Step 5: Control Software
There are many software packages available that can run a slideshow. Your requirements may not be the same as mine – so be sure to check the internet to see what is available.
I used the free IrfanView photo viewing software for my slideshow. It allows me to easily assemble slideshows and configure them to my tastes. I loaded approximately 70 photos and configured the slideshow to change images at 5 minute intervals – giving me about a 6 hour slideshow.
I have configured Irfanview to suppress error messages, hide the cursor, randomize the order of the slides (without repeats) and hide photo file pathnames. There are many other available options.
IrfanView can be configured to automatically resize photos to fit the screen resolution. I really don’t like to have my photos resized like that, so I always crop photos to the native 1280 x 1024 pixel resolution of the LCD monitor before including them in a slideshow.
Irfanview is available at: http://www.irfanview.com/. Be sure to slip them a few bucks as a donation for using this excellent product.

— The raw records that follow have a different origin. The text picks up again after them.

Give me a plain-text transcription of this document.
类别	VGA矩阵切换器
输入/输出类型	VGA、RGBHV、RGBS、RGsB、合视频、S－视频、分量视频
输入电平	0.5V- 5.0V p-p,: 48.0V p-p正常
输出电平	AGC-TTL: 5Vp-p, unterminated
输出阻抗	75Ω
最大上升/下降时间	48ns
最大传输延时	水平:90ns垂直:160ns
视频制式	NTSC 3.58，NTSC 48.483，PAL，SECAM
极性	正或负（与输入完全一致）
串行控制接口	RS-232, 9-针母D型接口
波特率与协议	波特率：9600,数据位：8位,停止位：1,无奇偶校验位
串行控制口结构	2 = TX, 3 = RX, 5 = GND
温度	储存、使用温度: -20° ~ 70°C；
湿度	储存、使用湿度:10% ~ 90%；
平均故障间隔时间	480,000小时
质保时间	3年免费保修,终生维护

One of my goals was to be able to control the laptop wirelessly from my desktop PC. Fortunately, my laptop has a wireless card, so I simply added it to the Windows workgroup that my desktop PC belongs to. This allows me to push photos to a shared folder on the laptop wirelessly from my desktop (I can even save directly to the shared folder from PhotoShop).
I also wanted the ability to start and reconfigure the slideshow wirelessly. My goal was to be able to take control of the laptop remotely from my desktop like I can with Windows Remote Assistance or PC Anywhere.

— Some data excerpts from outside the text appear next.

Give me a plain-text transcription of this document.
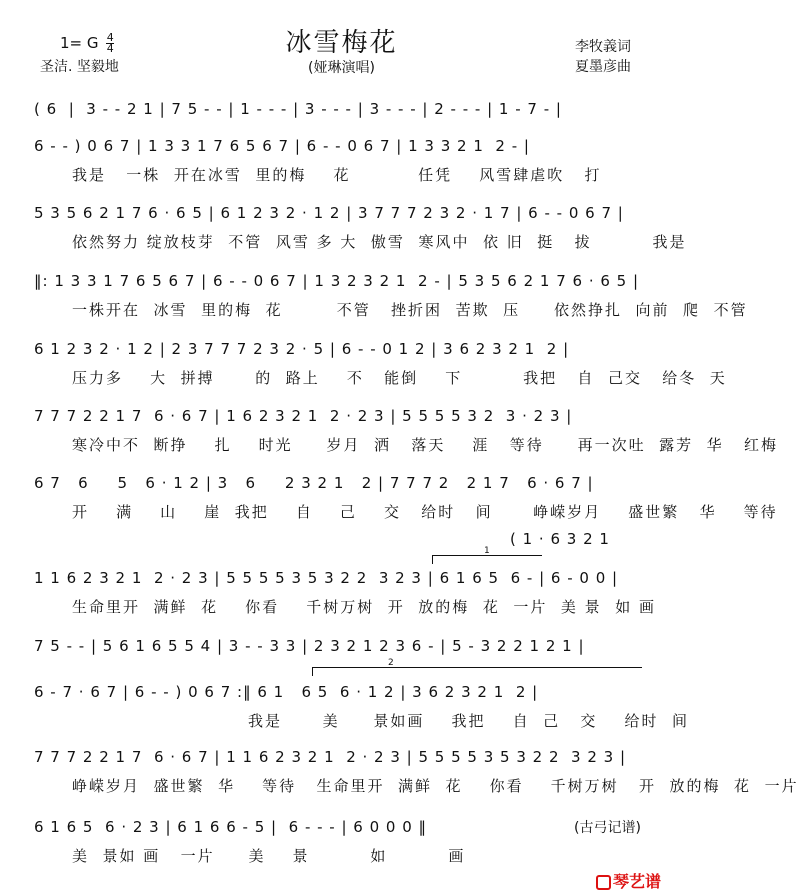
1= G $\frac{4}{4}$	冰雪梅花
(娅琳演唱)
圣洁. 坚毅地
李牧義词
夏墨彦曲
( 6  |  3 - - 2 1 | 7 5 - - | 1 - - - | 3 - - - | 3 - - - | 2 - - - | 1 - 7 - |
6 - - ) 0 6 7 | 1 3 3 1 7 6 5 6 7 | 6 - - 0 6 7 | 1 3 3 2 1  2 - |
我是   一株  开在冰雪  里的梅    花          任凭    风雪肆虐吹   打
5 3 5 6 2 1 7 6 · 6 5 | 6 1 2 3 2 · 1 2 | 3 7 7 7 2 3 2 · 1 7 | 6 - - 0 6 7 |
依然努力 绽放枝芽  不管  风雪 多 大  傲雪  寒风中  依 旧  挺   拔         我是
‖: 1 3 3 1 7 6 5 6 7 | 6 - - 0 6 7 | 1 3 2 3 2 1  2 - | 5 3 5 6 2 1 7 6 · 6 5 |
一株开在  冰雪  里的梅  花        不管   挫折困  苦欺  压     依然挣扎  向前  爬  不管
6 1 2 3 2 · 1 2 | 2 3 7 7 7 2 3 2 · 5 | 6 - - 0 1 2 | 3 6 2 3 2 1  2 |
压力多    大  拼搏      的  路上    不   能倒    下         我把   自  己交   给冬  天
7 7 7 2 2 1 7  6 · 6 7 | 1 6 2 3 2 1  2 · 2 3 | 5 5 5 5 3 2  3 · 2 3 |
寒冷中不  断挣    扎    时光     岁月  洒   落天    涯   等待     再一次吐  露芳  华   红梅
6 7   6     5   6 · 1 2 | 3   6     2 3 2 1   2 | 7 7 7 2   2 1 7   6 · 6 7 |
开    满    山    崖  我把    自    己    交   给时   间      峥嵘岁月    盛世繁   华    等待
( 1 · 6 3 2 1
1 1 6 2 3 2 1  2 · 2 3 | 5 5 5 5 3 5 3 2 2  3 2 3 | 6 1 6 5  6 - | 6 - 0 0 |
生命里开  满鲜  花    你看    千树万树  开  放的梅  花  一片  美 景  如 画
7 5 - - | 5 6 1 6 5 5 4 | 3 - - 3 3 | 2 3 2 1 2 3 6 - | 5 - 3 2 2 1 2 1 |
6 - 7 · 6 7 | 6 - - ) 0 6 7 :‖ 6 1   6 5  6 · 1 2 | 3 6 2 3 2 1  2 |
我是      美     景如画    我把    自  己   交    给时  间
7 7 7 2 2 1 7  6 · 6 7 | 1 1 6 2 3 2 1  2 · 2 3 | 5 5 5 5 3 5 3 2 2  3 2 3 |
峥嵘岁月  盛世繁  华    等待   生命里开  满鲜  花    你看    千树万树   开  放的梅  花  一片
6 1 6 5  6 · 2 3 | 6 1 6 6 - 5 |  6 - - - | 6 0 0 0 ‖
美  景如 画   一片     美    景         如         画
1
2
(古弓记谱)
琴艺谱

Logmein.com offers several packages that do this sort of thing, including a free version that suits my limited needs for controlling the digital frame perfectly. The free version allows me to control my digital frame from any authorized PC that has a connection to the internet. It is password protected.
Logmein Free is available at: https://secure.logmein.com/go.asp?page=products_free
Alternatively, there are also many VNC (Virtual Network Computing) products available, some of which are open-source and free.
The project sounds quite complicated, but once I had the plan worked out, it went very quickly. I only spent about 4 hours building the digital frame, once I was satisfied with the design.
My Dad always told me to measure twice and cut once, and that is the philosophy that I used in this project. There were no significant screw-ups.
I am not very handy with tools, so if I can do this project, so can you.